- Born: 1564
- Died: 1 September 1641 (aged 76–77) Leuven
- Occupation: Nun

= Elizabeth Shirley =

English Augustinian nun and author

Elizabeth Shirley (1564 – 1 September 1641) was an English Augustinian nun and author. Born in England she died in Leuven at a convent she had helped create. She may have written the first biography of a woman, by a woman, in English.

==Life==
Shirley was born in 1564, probably in Leicestershire. She was one of eight children of Sir John Shirley. She went to live in Staunton Harold in Leicestershire to look after her unmarried brother, Sir George Shirley. George was a Catholic and he tried to convert his sister to his faith. At first, she resisted but was later persuaded by stories, books and her vision of the Holy Ghost.

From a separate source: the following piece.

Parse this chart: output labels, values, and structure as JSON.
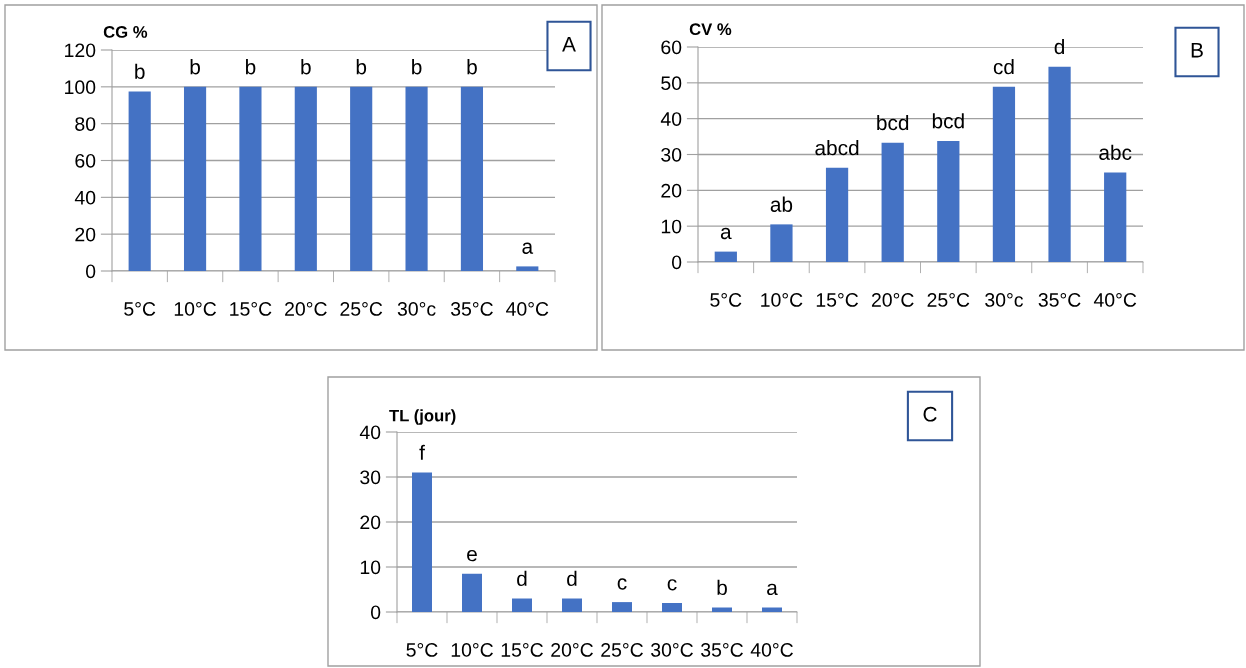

Her brother eventually married and Elizabeth was no longer required at Staunton Harold. Her options included getting married or becoming a nun. She opted to become a nun although at the time, owing to government persecution in England, the convents were all located abroad. She joined the monastery of Augustinian canonesses at Leuven known as St Ursula's and there made profession on 10 September 1596. This was a Flemish monastery but it was headed by Margaret Clement, an Englishwoman, whose presence attracted many English women wanting to become nuns. Between 1569 and 1606, 28 women escaping persecution in England had joined the house. In 1606 Margaret Clement retired and the nun who succeeded her as prioress was Flemish. A group of six nuns, unhappy that their candidate, Jane Wiseman's daughter, Mary Wiseman, had not been elected, decided to leave and found an English house. The new house was also established in Leuven and it was named St Monica's. This was Shirley's creation as she had been elected to be take charge of the financial aspects of the foundation. She governed the new house, established on 10 February 1609, for its first nine months. In the November another nun was elected prioress and Elizabeth Shirley received the role of sub-prioress.

In 1616 or 1626 she wrote what is now thought to be the first biography of a woman, by a woman in English. She chose to record the life of Margaret Clement who had led St Ursula's convent in Leuven.

Shirley resigned as sub-prioress in 1637 and later died at St Monica's, where she was also buried.